Beda lagi saat mendaki Gunung Seulawah Agam, Bampapuang, Rajabasa, Agung, Singgalang, dan Marapi. Sebelum berangkat saya menghubungi pendaki setempat lewat pertemanan di Facebook (FB). Baru kemudian mendaki bersama dengan satu sampai paling banyak 5 orang pendaki saja.

Jujur saja, sejak dulu saya memang bukan tipe pendaki rombongan, dan tidak terlalu suka melakukan pendakian massal (penmas) sebagaimana yang nge-trend beberapa tahun belakangan ini semenjak era sosmed hadir.

Seingat saya, cuma sekali saya pernah membuat penmas ke Gunung Gede yang diikuti sebanyak 40 orang pada akhir tahun 80-an dan pernah mengikut penmas rancangan orang lain ke Merbabu tahun 2000-an.

Ada juga solo travelling yang saya lakukan tanpa menghubungi pendaki lokal setempat untuk mendaki bersama. Seperti misalnya sewaktu melakukan pendakian ke Gunung Merapi dan Ceremai.

Saya datang sendirian dan di sana tak punya teman pendakian bareng dari desa terakhir. Saat melakukan pendakian di kedua gunung tersebut, saya bertemu 2-3 pendaki lain lalu kenalan dan akhir mendaki bareng sampai puncak. Tapi turunnya tetap sendirian lagi.

Cara itu memang terasa jauh lebih menantang namun saya sarankan sebaiknya tidak dilakukan oleh pendaki pemula, dan jangan murni solo traveller.

Kalau mau mencoba, cobalah dulu semi solo traveller, yakni boleh saja berangkat sendirian dari kota asal, kemudian mengontak teman untuk melakukan perjalanan/pendakian bersama, minimal dengan satu orang tapi sebaiknya small group.

Lalu bagaimana dengan sara travel blogger zanow yang pernah melakukan solo travelling maupun semi solo travelling?

Kadek Arini, travel blogger perempuan kekinian yang pernah solo travelling ke China mengungkapkan ada dua hal yang harus diperhatikan jika ingin ber-solo travelling.

“Pertama cari tahu dulu lokasi yang ingin didatangi lewat sosmed, blog, youtube, media online dan lainnya sebelum jalan.

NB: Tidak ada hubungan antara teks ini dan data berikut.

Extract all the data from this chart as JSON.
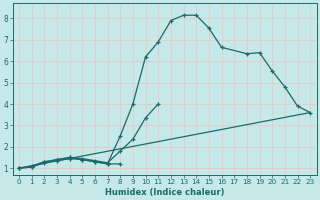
{
  "xlabel": "Humidex (Indice chaleur)",
  "bg_color": "#c5e8e8",
  "grid_color": "#e8c8c8",
  "line_color": "#1a6b6b",
  "xlim": [
    -0.5,
    23.5
  ],
  "ylim": [
    0.7,
    8.7
  ],
  "xticks": [
    0,
    1,
    2,
    3,
    4,
    5,
    6,
    7,
    8,
    9,
    10,
    11,
    12,
    13,
    14,
    15,
    16,
    17,
    18,
    19,
    20,
    21,
    22,
    23
  ],
  "yticks": [
    1,
    2,
    3,
    4,
    5,
    6,
    7,
    8
  ],
  "line1_x": [
    0,
    1,
    2,
    3,
    4,
    5,
    6,
    7,
    8
  ],
  "line1_y": [
    1.0,
    1.05,
    1.3,
    1.35,
    1.45,
    1.4,
    1.3,
    1.2,
    1.2
  ],
  "line2_x": [
    0,
    1,
    2,
    3,
    4,
    5,
    6,
    7,
    8,
    9,
    10,
    11
  ],
  "line2_y": [
    1.0,
    1.1,
    1.3,
    1.4,
    1.5,
    1.45,
    1.35,
    1.25,
    1.8,
    2.35,
    3.35,
    4.0
  ],
  "line3_x": [
    0,
    1,
    2,
    3,
    4,
    5,
    6,
    7,
    8,
    9,
    10,
    11,
    12,
    13,
    14,
    15,
    16,
    18,
    19,
    20,
    21,
    22,
    23
  ],
  "line3_y": [
    1.0,
    1.05,
    1.25,
    1.4,
    1.5,
    1.4,
    1.3,
    1.2,
    2.5,
    4.0,
    6.2,
    6.9,
    7.9,
    8.15,
    8.15,
    7.55,
    6.65,
    6.35,
    6.4,
    5.55,
    4.8,
    3.9,
    3.6
  ],
  "line4_x": [
    0,
    23
  ],
  "line4_y": [
    1.0,
    3.6
  ],
  "xlabel_fontsize": 6.0,
  "tick_fontsize": 5.2
}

Kedua persiapin soal keamaan, terutama buat cewek seperti membawa semprotan serbuk cabe dan lainnya,” ungkap Kadek di acara Millennials Talks (M-Talks) bertajuk “Travelling Ala Kids Zaman Now” yang digelar Rumah Millennials di Galersi Smartfren Sabang, Jakarta Pusat, Sabtu (9/12/2017).

Era millineals ini, lanjut perempuan berambut panjang lurus dan hitam ini diuntungkan karena sudah ada medsos.

“Aku kalau mau solo travelling sudah asti persiapan lebih matang daripada pergi bareng temen, misalnya googling, cari tahu di blog orang mengenai lokasi yang akan saya ingin kunjungi, biar sesampainya di lokasi nggak plangak-plonggok kayak orang bego,” ungkap Kadek yang pernah mengalami kejadian yang kurang menyenangkan saat ber-solo travelling di China beberapa waktu tahun lalu dan mengaku kapok.

M-Talks yang dibuka oleh Asisten Deputi (Asdep) Strategi Pemasaran Pariwisata Nusantara, Deputi Bidang Pengembangan Pemasaran Pariwisata Nusantara, Kementerian Pariwisata (Kemenpar) sekaligus memberi kata sambutan ini, juga menghadirkan travel blogger Asoka Remadja.

Menurut travel blogger pria yang kerap berpakaian nyentrik ini kalau ingin ber-solo travelling sebaiknya harus dilihat dulu mau ke lokasi kepulauan atau kepegunungan.

“Kalau ke kepulauan tidak direkomendasikan solo travelling karena biaya untuk nyebrang dan kemana-mana itu lebih tinggi, kecuali kita punya banyak waktu bisa naik kapal ferry yang biayanya cukup murah. Konsekuensinya memakan waktu yang lebih Panjang,” terangnya.

Kalau ke gunung, boleh saja ber solo-traveling. “Saya termasuk tipe yang senang ber-solo travelling dari Jakarta sendiri. Tapi tidak menutup kemungkinan ketika datang ke suatu tempat, lalu saya bergabung dengan beberapa orang untuk melakukan perjalanan bersama agar biaya perjalanan tidak terlalu tinggi, karena bias sharing cost,” ujarnya.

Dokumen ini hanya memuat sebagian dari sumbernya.